Ken Hitchcock’s dramatic impact in St. Louis this season isn’t just about a head coach falling back on to the job like it was riding a bicycle.
Far from it.
The 60-year-old bench boss came back prepared for his fourth NHL coaching gig armed with a little knowledge about today’s young player.
“If you really want to be a good coach, you have to stay current, and stay current with everything -- not just current with the X’s and O’s,” Hitchcock told ESPN.com Thursday. “That only takes you so far. You better stay current with how to deal with your athletes and how to deal with adversity. How they deal with adversity. This group of athletes deals with adversity in a much different way than you or I did. Way different.”
Hitchcock took in a symposium the past two summers that taught him about today’s younger athletes. He took notes. He listened. Notoriously hard on players, Hitchcock said that education made him return to the game with a bit of a softer edge.
“The thing that’s softened for me is having to deal with the athletes of today,” said Hitchcock. “Some of it comes from experience but also some of it comes from the fact I’ve worked really hard at understanding this age group and what they need to be successful. It’s different working with this age group -- it’s a lot different. It’s way, way different from 10 years ago.”
Case in point, just simple communication away from the rink.
“If you want a player to call you back on the telephone and you actually want to talk to him, then you have to text him,” said Hitchcock. “If you call him and leave a message, there’s a good chance you won’t get a phone call back for a little while. But if you text him and tell him you want to talk to him, you’ll get a call right away. It’s just the way it works with this age group. Those are little things you have to learn.”
Hitchcock is texting, yes, but don’t ask him to go all social media on us. There are some limits.
“I’m not going to Twitter, no,” he laughed.
Another thing, Hitchcock said, is that today’s players want to be included in everything. They want to know why things are happening, why decisions are being made.

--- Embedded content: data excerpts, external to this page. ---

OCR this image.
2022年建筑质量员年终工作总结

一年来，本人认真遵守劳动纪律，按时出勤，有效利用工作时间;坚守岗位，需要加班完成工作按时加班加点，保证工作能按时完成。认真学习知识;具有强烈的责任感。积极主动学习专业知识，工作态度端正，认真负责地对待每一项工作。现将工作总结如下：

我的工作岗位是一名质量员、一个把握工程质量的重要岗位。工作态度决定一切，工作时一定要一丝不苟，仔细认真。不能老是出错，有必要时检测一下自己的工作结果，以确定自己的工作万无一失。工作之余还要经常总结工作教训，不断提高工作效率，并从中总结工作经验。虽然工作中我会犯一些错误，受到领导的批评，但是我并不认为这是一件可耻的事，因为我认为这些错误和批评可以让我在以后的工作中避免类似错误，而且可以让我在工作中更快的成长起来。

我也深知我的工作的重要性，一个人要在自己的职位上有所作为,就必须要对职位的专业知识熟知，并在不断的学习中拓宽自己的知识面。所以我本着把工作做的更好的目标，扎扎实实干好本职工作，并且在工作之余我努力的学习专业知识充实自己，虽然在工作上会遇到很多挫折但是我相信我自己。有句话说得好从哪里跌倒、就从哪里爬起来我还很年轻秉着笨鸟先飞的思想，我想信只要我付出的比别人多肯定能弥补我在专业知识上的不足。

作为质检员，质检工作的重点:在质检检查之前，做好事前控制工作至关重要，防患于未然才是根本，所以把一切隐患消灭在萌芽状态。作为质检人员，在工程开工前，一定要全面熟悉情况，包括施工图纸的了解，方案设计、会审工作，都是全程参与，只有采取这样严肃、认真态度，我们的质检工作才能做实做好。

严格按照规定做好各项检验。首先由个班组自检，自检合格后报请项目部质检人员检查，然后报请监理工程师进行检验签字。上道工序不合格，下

“They don’t just want to be told what to do -- they want to be included in the why’s and why not’s,” said Hitchcock. “They want input, and you have to give it to them if you want your team to respect you and play hard for you. That’s just the way it is.”
Take Wednesday night during an intermission in the midst of a 3-2 loss at Colorado.

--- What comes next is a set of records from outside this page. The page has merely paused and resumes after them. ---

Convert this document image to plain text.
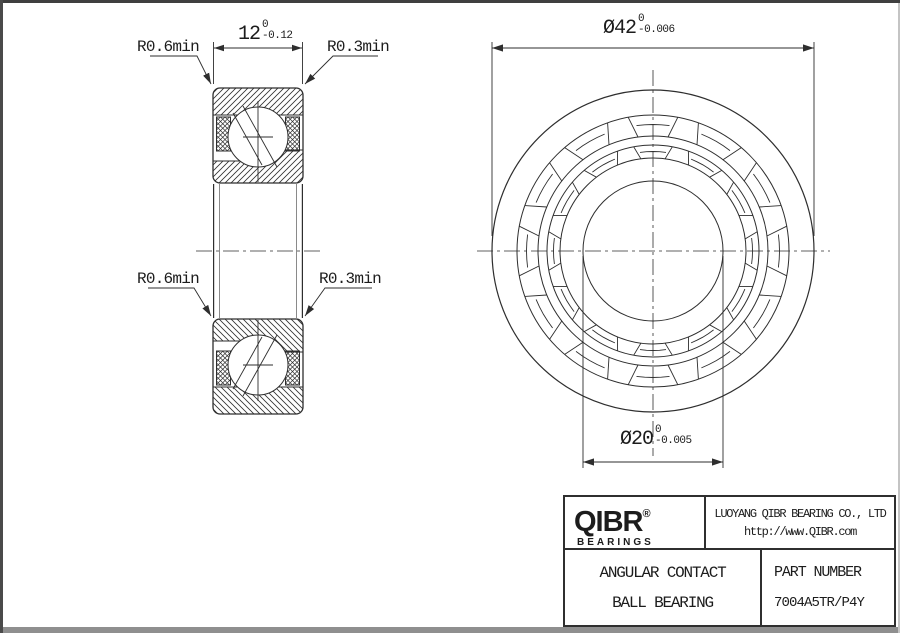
R0.6min	R0.3min
R0.6min	R0.3min
12 0
-0.12	Ø42 0
-0.006
Ø20 0
-0.005
QIBR®
BEARINGS
LUOYANG QIBR BEARING CO., LTD
http://www.QIBR.com
ANGULAR CONTACT
BALL BEARING
PART NUMBER
7004A5TR/P4Y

“We talked about something in between periods last night and the players were asking questions that in my mind only coaches would ask,” said Hitchcock. “That’s how into it, and how much today’s players study.”
Technology has changed so much, Hitchcock said. He pointed to a moment before Wednesday night’s game.

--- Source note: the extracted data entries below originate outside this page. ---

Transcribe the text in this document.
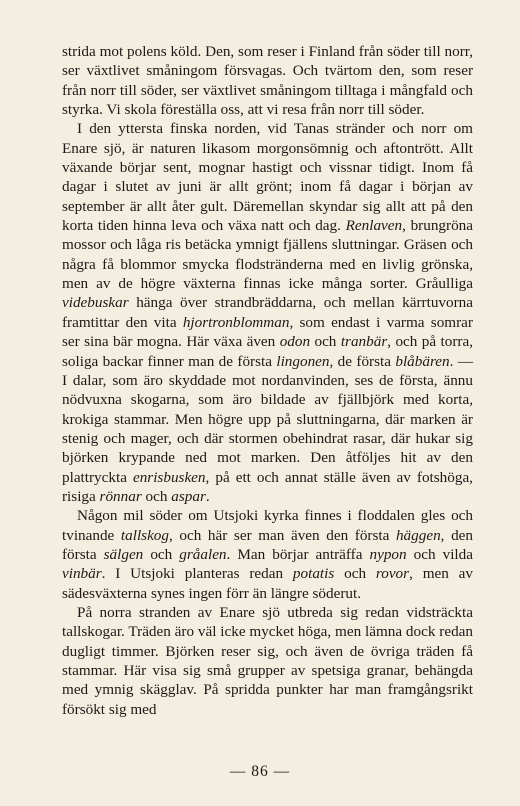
strida mot polens köld. Den, som reser i Finland från söder till norr, ser växtlivet småningom försvagas. Och tvärtom den, som reser från norr till söder, ser växtlivet småningom tilltaga i mångfald och styrka. Vi skola föreställa oss, att vi resa från norr till söder.

I den yttersta finska norden, vid Tanas stränder och norr om Enare sjö, är naturen likasom morgonsömnig och aftontrött. Allt växande börjar sent, mognar hastigt och vissnar tidigt. Inom få dagar i slutet av juni är allt grönt; inom få dagar i början av september är allt åter gult. Däremellan skyndar sig allt att på den korta tiden hinna leva och växa natt och dag. Renlaven, brungröna mossor och låga ris betäcka ymnigt fjällens sluttningar. Gräsen och några få blommor smycka flodstränderna med en livlig grönska, men av de högre växterna finnas icke många sorter. Gråulliga videbuskar hänga över strandbräddarna, och mellan kärrtuvorna framtittar den vita hjortronblomman, som endast i varma somrar ser sina bär mogna. Här växa även odon och tranbär, och på torra, soliga backar finner man de första lingonen, de första blåbären. — I dalar, som äro skyddade mot nordanvinden, ses de första, ännu nödvuxna skogarna, som äro bildade av fjällbjörk med korta, krokiga stammar. Men högre upp på sluttningarna, där marken är stenig och mager, och där stormen obehindrat rasar, där hukar sig björken krypande ned mot marken. Den åtföljes hit av den plattryckta enrisbusken, på ett och annat ställe även av fotshöga, risiga rönnar och aspar.

Någon mil söder om Utsjoki kyrka finnes i floddalen gles och tvinande tallskog, och här ser man även den första häggen, den första sälgen och gråalen. Man börjar anträffa nypon och vilda vinbär. I Utsjoki planteras redan potatis och rovor, men av sädesväxterna synes ingen förr än längre söderut.

På norra stranden av Enare sjö utbreda sig redan vidsträckta tallskogar. Träden äro väl icke mycket höga, men lämna dock redan dugligt timmer. Björken reser sig, och även de övriga träden få stammar. Här visa sig små grupper av spetsiga granar, behängda med ymnig skägglav. På spridda punkter har man framgångsrikt försökt sig med

— 86 —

“Two hours before the game last night, I’ve got a player watching all of his shifts on his own iPad from the game before,” Hitchcock said. “So they know everything about what’s going on.
“By the time you practice the following day after a game, at least half or more of the players on your team have already watched all their shifts from the game before.”
It’s not just about keeping up with today’s players, though. Hitchcock turned 60 last Saturday. Time and experience have taught him to view his profession in a different light.
“I think as you get older, you learn to appreciate other things in the business,” said Hitchcock. “After a while, you learn that you don’t coach hockey -- you coach people who play hockey. As you get older, you learn to appreciate the relationships in the business, the relationships with the players, the camaraderie. I think getting away from it made me appreciate that part. "
Winning still matters a ton to the Stanley Cup-winning coach, but he also realizes that he wants to walk away from the job one day having appreciated other things as well.
“I think the thing I softened about is that over time you learn that coaching is what you do and it’s not who you are,” he said. “At the end of the day when you get to be a veteran coach, it can’t be just about running practices and coaching games and then retiring. You have to have a good feeling about the people that you’re working with and for. I want to leave with that good feeling at the end of it all.”